Clearly the definition of overcrowding needs revising from that of the 1935 (and 1985) Housing Act in line with raised expectations of what a ‘decent’ home is. This is indeed long overdue. But given the paper’s concern about aspirations it cannot meet, and its Orwellian work on the word ‘decency’ we are unclear what this would mean in practice.
It is with much regret and frustration that we note that only in the final section of the paper is it acknowledged that “Overcrowding cannot be seen as an issue isolated from wider housing policy. It is a symptom of pressure on housing supply in the same way as homelessness and lack of affordability.” Nothing in the preceding pages proposes anything that might relieve this pressure.

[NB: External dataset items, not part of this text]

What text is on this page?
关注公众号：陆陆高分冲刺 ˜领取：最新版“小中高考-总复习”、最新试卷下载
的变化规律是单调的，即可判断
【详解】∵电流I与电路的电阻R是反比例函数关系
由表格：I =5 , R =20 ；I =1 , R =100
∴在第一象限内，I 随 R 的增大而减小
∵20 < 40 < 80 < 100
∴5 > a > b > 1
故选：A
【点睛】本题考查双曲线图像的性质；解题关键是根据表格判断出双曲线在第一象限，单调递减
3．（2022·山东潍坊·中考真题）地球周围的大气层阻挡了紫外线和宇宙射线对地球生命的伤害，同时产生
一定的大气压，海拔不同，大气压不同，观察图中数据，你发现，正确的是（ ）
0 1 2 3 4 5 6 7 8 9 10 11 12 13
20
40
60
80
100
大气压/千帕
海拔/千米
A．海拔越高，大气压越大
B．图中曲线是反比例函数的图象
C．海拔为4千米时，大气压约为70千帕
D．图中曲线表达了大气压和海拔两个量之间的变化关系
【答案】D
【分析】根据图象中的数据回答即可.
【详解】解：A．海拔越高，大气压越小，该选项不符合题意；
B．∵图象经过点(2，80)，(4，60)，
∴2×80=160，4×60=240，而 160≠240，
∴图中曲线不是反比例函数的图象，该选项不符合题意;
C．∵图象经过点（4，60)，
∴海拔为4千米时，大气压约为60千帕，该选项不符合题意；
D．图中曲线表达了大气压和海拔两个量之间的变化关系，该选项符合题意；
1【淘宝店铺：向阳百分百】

1. The government cannot rely on making existing resources stretch further by revising allocations of social housing or by the farcical policy of encouraging ‘under-occupiers’ to move out of their homes. Only a house-building programme that meets the needs of the projected populations concerned, together with an interim policy of making existing social housing at least adequate in size and fit for living in, will do.
2. With this in mind we recommend that the government retains and extends the original definition of overcrowding as that which denies ‘adequate space’ to its habitants, to housing policy in general. Though the specific criteria should be revised in line with increased wealth and living standards, it is the opinion of the Future Cities Project that this rather old standard is an important one – not least because it isn’t being met seventy years after it was formulated.
3. The ‘coordinated approach’ advocated in the paper may sound pragmatic and concerned with better partnership working, but it belies an intent to promote unwarranted interventions by housing associations, local authorities etc, in the lives of tenants and home-owners alike, and in the context of incontestable resource constraint. The measure of good policy in this area should not be how joined-up it is or how it impacts on official prescriptions of what constitutes the ‘well-being’ of those living in overcrowded conditions, but the extent to which those conditions are relieved. Such an approach cannot be resource neutral and requires bold policy and even bolder representations to the Chancellor of the Exchequer. A little more empiricism and a little less emoting should help to achieve this.